Token Circulation Model
Transaction Contribution and Liquidity Injection
Every completed order on FunPay contributes directly to token circulation.
Service Fee Structure
A fixed 20% service fee is taken from each merchant transaction.
This fee is automatically deposited into the FUN–USDT liquidity pool, ensuring trading depth and reducing volatility.
Why this matters
Liquidity grows in proportion to real economic activity.
The ecosystem avoids artificial inflation because liquidity injection follows actual spending, not speculation.
FP Issuance to Merchants and Consumers
FP (FunPower) acts as the participation metric of FunPay.
Merchant FP Rewards
Merchants receive 20%–40% of the service fee value as FP.
The percentage depends on merchant level, rewarding higher-performing merchants.
Consumer FP Rewards
Consumers receive FP equal to 100% of the service fee value.
This ensures every buyer gains measurable participation value through spending.
FP Characteristics
FP has a fixed valuation of $1.
FP is not transferable; it is used exclusively inside the ecosystem to generate FUN.
Why FP issuance matters
It creates a continuous record of contribution.

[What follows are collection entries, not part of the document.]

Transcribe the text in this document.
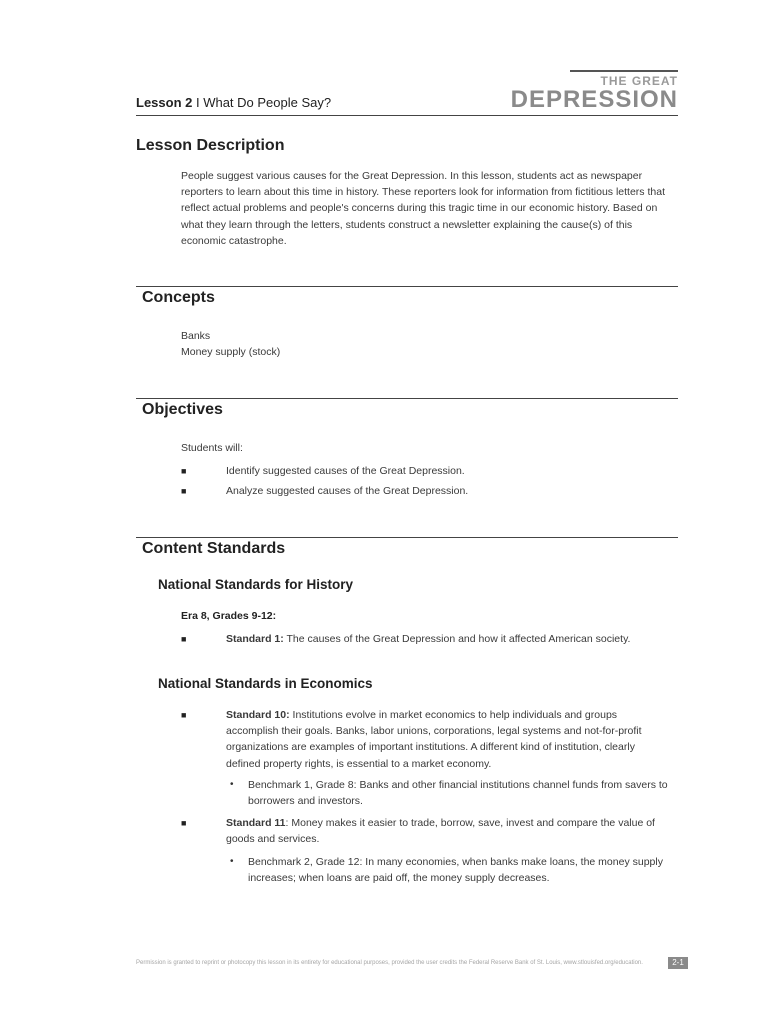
Lesson 2 I What Do People Say?
THE GREAT
DEPRESSION
Lesson Description

People suggest various causes for the Great Depression. In this lesson, students act as newspaper reporters to learn about this time in history. These reporters look for information from fictitious letters that reflect actual problems and people's concerns during this tragic time in our economic history. Based on what they learn through the letters, students construct a newsletter explaining the cause(s) of this economic catastrophe.

Concepts
Banks
Money supply (stock)
Objectives
Students will:
■	Identify suggested causes of the Great Depression.
■	Analyze suggested causes of the Great Depression.
Content Standards
National Standards for History
Era 8, Grades 9-12:
■	Standard 1: The causes of the Great Depression and how it affected American society.
National Standards in Economics
■	Standard 10: Institutions evolve in market economics to help individuals and groups accomplish their goals. Banks, labor unions, corporations, legal systems and not-for-profit organizations are examples of important institutions. A different kind of institution, clearly defined property rights, is essential to a market economy.
• Benchmark 1, Grade 8: Banks and other financial institutions channel funds from savers to borrowers and investors.
■	Standard 11: Money makes it easier to trade, borrow, save, invest and compare the value of goods and services.
• Benchmark 2, Grade 12: In many economies, when banks make loans, the money supply increases; when loans are paid off, the money supply decreases.
Permission is granted to reprint or photocopy this lesson in its entirety for educational purposes, provided the user credits the Federal Reserve Bank of St. Louis, www.stlouisfed.org/education.	2-1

Both merchant and consumer activity feeds directly into future FUN generation.
FP to FUN Conversion Cycle
Conversion Timing : Once every 24 hours, between UTC 00:00–02:00, the system calculates how much FUN each participant can generate.
Conversion Logic
Users claim FUN based on:
Their FP balance
Their generation coefficient
The real-time FUN price
Claim importance
FUN must be claimed manually.
Claimable FUN expires after 7 days, preventing unchecked accumulation.
Why this structure works
Issuance remains proportional to participation.
Conversion adjusts with market price, preventing runaway inflation.
Daily cycles keep the system predictable without introducing staking complexities.
Burning Mechanisms Stabilizing Circulation
Burning reduces the FP supply and ensures contribution has lasting economic weight.
Generation Burn
For every $1 of FUN generated, 0.2 FP is burned.
Referral Burn
For every $1 of referral-based FUN earned, 0.1 FP is burned.
Burning Effect
FP decreases as users generate FUN.
Once a user’s FP reaches zero, FUN generation stops.
The system naturally encourages ongoing participation.
Why burning matters
Supply contraction offsets FUN creation.
The ecosystem avoids uncontrolled reward emissions.
Higher participation leads to higher burn, balancing long-term circulation.

Referral and Additional Rules
Some flows extend beyond basic transactions.
Referral FUN Rewards
FUN from referral activity is created in real time.
Users must claim it manually under the same 7-day window.
Valuation Rules
FP valuation stays fixed at $1, ensuring transparency and predictable contribution measurement.